O primeiro dia do plantão judiciário da cracolândia, centro de São Paulo, teve uma internação feita à força e uma voluntária - ambas sem participação do mutirão do governo. Quem procurou ajuda no novo serviço esbarrou no desencontro de informações sobre internação e ficou frustrado com a falta de apoio.
A família do aposentado Reinaldo Mira, de 62 anos, precisou dopá-lo para levá-lo ao Centro de Referência de Álcool, Tabaco e Outras Drogas (Cratod), onde o plantão judiciário foi instalado. A autônoma Ana Paula Mira, de 34 anos, enganou o pai: disse que o levaria ao médico e colocou calmantes no suco que ele tomou de manhã.
“Se não tivesse feito isso, ninguém iria buscar meu pai. Ele ainda estaria na rua. Poderia até morrer. Ele está totalmente fora de órbita”, diz Ana Paula. Segundo ela, Reinaldo começou a usar crack com frequência há dois anos. Ana visitou o Cratod na semana passada e disse que foi orientada por funcionários a levar o pai ontem. O outro caso de internação foi de uma menina de 16 anos levada ao local pela família por vontade própria.

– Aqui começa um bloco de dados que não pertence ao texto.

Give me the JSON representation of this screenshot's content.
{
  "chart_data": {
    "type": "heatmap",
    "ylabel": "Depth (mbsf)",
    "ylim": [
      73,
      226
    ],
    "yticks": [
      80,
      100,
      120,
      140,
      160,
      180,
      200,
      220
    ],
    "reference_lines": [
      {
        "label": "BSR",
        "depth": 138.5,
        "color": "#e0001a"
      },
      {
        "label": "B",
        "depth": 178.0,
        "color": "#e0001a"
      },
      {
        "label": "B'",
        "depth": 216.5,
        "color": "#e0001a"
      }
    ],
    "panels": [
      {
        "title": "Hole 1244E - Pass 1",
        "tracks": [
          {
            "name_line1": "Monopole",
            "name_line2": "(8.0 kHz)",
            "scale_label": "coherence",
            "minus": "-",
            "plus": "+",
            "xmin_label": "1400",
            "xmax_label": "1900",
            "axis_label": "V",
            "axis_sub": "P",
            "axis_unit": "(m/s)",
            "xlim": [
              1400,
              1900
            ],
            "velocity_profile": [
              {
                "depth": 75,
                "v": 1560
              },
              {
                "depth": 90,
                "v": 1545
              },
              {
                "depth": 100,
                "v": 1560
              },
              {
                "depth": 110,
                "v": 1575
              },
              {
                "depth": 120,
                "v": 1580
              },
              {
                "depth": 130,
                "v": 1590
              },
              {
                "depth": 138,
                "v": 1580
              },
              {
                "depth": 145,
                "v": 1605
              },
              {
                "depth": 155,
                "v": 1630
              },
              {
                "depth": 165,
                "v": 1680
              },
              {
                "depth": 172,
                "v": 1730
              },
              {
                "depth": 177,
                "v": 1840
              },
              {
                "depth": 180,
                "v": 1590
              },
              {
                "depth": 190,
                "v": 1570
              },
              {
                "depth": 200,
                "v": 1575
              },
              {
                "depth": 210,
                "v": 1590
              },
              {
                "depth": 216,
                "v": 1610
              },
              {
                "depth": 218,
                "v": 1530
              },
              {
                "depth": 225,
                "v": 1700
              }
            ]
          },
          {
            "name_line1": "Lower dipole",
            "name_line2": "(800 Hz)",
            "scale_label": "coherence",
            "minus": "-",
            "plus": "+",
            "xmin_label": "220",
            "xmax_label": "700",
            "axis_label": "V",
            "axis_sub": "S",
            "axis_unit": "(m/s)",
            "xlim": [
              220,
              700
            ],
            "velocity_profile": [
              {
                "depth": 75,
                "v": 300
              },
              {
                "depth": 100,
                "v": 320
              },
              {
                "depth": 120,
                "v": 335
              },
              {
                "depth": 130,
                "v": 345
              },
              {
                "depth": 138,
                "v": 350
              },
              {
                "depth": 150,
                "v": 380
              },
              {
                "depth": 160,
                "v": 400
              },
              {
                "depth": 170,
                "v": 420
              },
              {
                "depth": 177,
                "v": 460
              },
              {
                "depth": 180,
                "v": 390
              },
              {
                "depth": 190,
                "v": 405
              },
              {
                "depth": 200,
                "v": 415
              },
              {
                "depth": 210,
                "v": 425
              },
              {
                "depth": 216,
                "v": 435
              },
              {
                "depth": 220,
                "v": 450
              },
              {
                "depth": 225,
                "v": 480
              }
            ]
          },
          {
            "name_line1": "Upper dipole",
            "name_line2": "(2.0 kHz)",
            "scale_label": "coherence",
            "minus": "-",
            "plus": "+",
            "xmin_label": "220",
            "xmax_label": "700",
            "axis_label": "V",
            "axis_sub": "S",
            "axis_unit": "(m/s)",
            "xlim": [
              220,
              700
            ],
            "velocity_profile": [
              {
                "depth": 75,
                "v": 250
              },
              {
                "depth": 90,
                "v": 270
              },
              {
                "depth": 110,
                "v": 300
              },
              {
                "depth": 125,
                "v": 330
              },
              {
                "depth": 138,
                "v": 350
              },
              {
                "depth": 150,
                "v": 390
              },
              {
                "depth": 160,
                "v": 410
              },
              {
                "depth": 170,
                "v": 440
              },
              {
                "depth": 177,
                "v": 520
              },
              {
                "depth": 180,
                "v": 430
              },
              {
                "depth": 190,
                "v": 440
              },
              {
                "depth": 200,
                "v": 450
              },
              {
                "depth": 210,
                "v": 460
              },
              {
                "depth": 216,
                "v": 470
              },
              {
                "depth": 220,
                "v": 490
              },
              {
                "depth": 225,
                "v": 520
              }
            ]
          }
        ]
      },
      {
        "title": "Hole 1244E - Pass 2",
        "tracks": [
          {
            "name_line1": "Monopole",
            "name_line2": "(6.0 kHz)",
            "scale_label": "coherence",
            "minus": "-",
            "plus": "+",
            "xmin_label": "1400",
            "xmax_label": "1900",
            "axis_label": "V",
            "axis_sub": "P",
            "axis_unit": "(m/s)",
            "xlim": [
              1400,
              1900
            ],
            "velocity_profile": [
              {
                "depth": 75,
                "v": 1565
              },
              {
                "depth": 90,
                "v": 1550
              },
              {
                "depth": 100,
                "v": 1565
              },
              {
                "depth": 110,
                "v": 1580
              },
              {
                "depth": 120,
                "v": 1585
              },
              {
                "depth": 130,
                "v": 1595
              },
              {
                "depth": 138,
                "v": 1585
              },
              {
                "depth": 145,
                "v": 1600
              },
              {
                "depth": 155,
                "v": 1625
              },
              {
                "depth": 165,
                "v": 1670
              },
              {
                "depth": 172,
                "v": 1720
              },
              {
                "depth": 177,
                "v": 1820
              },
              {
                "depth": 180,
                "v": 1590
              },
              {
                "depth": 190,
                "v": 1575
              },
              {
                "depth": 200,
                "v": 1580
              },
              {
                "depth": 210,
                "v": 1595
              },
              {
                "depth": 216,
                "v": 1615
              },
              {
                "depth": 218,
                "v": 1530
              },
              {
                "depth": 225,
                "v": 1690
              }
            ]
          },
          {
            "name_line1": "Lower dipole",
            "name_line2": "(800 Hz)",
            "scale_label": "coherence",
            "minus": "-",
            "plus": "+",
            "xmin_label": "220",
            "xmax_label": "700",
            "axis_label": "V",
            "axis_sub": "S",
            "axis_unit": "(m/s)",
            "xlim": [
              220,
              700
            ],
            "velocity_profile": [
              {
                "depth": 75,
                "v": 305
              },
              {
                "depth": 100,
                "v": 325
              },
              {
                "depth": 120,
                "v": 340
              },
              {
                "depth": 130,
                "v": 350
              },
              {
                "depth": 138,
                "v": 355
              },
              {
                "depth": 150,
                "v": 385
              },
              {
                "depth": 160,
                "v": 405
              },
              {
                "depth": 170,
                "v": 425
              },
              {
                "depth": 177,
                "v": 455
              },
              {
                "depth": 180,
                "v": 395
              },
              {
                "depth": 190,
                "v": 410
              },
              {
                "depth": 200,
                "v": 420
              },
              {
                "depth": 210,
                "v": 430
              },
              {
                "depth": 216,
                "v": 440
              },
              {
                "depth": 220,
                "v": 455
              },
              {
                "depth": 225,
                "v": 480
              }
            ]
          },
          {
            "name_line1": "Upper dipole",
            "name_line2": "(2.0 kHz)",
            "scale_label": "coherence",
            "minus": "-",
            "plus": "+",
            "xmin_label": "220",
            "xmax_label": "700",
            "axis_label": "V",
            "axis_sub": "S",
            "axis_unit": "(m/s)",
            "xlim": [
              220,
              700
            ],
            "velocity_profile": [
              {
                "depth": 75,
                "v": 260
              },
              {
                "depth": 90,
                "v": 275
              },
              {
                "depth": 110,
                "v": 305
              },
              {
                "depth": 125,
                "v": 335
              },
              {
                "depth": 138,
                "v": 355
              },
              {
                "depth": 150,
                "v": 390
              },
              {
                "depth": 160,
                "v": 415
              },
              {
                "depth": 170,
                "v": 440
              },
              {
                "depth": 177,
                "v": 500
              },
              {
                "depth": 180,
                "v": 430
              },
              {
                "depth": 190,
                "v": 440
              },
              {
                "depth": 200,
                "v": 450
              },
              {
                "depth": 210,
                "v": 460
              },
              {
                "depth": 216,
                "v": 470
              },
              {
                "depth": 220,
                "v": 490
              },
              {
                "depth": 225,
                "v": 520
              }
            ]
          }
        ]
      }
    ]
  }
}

O jornal O Estado de S. Paulo apurou que integrantes do Judiciário e do Ministério Público não acreditam que seus colegas vão autorizar internação compulsória (sem consentimento do dependente e da família) nem veem a medida como solução ao crack. O programa, segundo o governo, é destinado apenas a exceções, usuários que estejam à beira da morte ou colocando a vida de outros em risco.
Mas os anúncios do governo não foram entendidos dessa forma pela população. Pelo menos oito mães ouvidas pela reportagem procuraram o Cratod na segunda-feira (21) para pedir a internação dos filhos. Elas achavam que sairiam de lá com o tratamento marcado, mas apenas receberam orientação para procurar a rede pública de atendimento de saúde.
“Estou saindo daqui com as mesmas dúvidas de quando cheguei”, disse a auxiliar geral Marlene Sampaio de Lima, de 53 anos. Ela esperava que seu filho de 27 anos, usuário de drogas há 11, pudesse ser internado naquela hora. Marlene foi orientada a procurar Centro de Atenção Psicossocial (Caps) do seu bairro.
Já para a diarista Edna, de 52 anos, assistentes sociais prometeram a ela que entrariam em contato com o Caps de seu bairro. Técnicos iriam visitar o filho dela, um homem de 26 anos e avaliariam seu quadro clínico.
Nem quatro usuários de drogas que foram ao Cratod por conta própria pedir ajuda ficaram internados. Médicos que avaliaram um dos casos, o do ajudante-geral Vágner José dos Santos, de 35 anos, que chegou ao Cratod às 10h, disseram que não havia necessidade de interná-lo e marcaram atendimento ambulatorial para a tarde. “Fui almoçar e dei sorte que não vi um cachimbo no caminho. Senão ia fumar.”